Calles, “el Jefe Máximo de la Revolución”, logró colocar gente en el gabinete cardenista. Estaba Emilio Portes Gil en la Secretaría de Relaciones Exteriores, fiel callista, en Obras Públicas Rodolfo Elías Calles, el apellido lo dice todo.

Los enfrentamientos entre Plutarco Elías Calles y el Presidente Cárdenas estallaron el viernes 10 de abril de 1936, Elías Calles fue detenido en su casa, al líder obrero Luis N. Morones también lo detuvieron, así como a Luis León y a Melchor Ortega, todos pasaron la noche en una celda de la sexta delegación y de ahí fueron trasladados al aeropuerto para ser enviados en un avión de la Compañía Mexicana de Aviación a los Ángeles, California. Ahí terminaba el Maximato.
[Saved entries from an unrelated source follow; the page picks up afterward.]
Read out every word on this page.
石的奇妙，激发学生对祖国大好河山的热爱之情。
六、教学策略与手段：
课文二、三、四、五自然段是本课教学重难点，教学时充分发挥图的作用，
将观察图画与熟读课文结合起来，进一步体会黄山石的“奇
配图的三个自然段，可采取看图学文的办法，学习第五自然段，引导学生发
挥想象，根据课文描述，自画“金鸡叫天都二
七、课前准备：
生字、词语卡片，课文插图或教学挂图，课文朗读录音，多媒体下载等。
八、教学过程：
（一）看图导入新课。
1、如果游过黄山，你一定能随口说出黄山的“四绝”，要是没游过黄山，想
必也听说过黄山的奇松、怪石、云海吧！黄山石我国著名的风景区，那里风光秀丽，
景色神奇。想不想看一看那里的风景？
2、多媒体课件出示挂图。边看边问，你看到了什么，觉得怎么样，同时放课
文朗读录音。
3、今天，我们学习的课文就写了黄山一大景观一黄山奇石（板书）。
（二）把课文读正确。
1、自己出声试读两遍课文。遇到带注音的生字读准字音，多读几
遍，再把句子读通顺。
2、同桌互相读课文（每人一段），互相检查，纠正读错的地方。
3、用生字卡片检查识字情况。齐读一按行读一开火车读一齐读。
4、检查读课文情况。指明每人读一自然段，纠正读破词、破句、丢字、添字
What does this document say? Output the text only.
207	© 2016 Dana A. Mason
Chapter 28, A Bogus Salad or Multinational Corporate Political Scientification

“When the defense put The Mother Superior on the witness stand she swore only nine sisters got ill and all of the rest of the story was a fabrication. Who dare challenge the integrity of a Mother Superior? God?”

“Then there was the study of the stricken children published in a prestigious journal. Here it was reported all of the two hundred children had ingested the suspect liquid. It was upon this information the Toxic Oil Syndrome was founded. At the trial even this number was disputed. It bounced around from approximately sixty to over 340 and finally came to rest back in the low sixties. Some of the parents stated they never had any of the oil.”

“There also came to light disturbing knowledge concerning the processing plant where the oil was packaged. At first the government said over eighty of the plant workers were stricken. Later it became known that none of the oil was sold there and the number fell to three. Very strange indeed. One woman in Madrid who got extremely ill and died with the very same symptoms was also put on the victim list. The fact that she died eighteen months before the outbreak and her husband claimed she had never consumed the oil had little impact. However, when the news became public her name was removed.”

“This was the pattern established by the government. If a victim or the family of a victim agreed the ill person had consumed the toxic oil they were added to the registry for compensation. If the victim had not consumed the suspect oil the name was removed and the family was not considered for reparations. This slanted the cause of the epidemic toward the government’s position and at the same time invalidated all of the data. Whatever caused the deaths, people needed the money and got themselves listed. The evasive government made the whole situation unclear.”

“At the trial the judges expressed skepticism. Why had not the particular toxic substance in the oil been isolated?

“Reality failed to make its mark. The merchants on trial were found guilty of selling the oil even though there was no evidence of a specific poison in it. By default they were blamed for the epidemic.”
Tal parece que el poder no es fácil de olvidar y se busca por todos los medios no dejarlo y perpetuarse en él, parece que es una droga adictiva.

Y ahora que el PRI está en Los Pinos después de 12 años de pesadilla blanquiazul, han de regresar los viejos tiempos del tricolor, líderes sindicales que apoyan en todo al señor Presidente, Cámara de Diputados y Senadores que han de aprobar lo enviado por el Ejecutivo y a la congeladora las propuestas de la oposición.

La Secretaría de Gobernación, que por años fue el espacio reservado para el relevo presidencial, de ahí salieron Miguel Alemán Valdés, Adolfo Ruiz Cortines y Adolfo López Mateos, ha sido dotada de funciones que la hacen la supersecretaría, por lo que el flamante Secretario de Gobernación tiene posibilidades para el 2018.

Y los nostálgicos ven que el nuevo horario será de seis años, regresa el dinosaurio.

Y se acuerdan de lo que decían en el gobierno de Ortiz Rubio: El que vive en esta casa es el señor Presidente (Ortiz Rubio), pero el señor que aquí manda vive en la casa de enfrente (Calles). Cualquier semejanza con la actualidad es fantasía.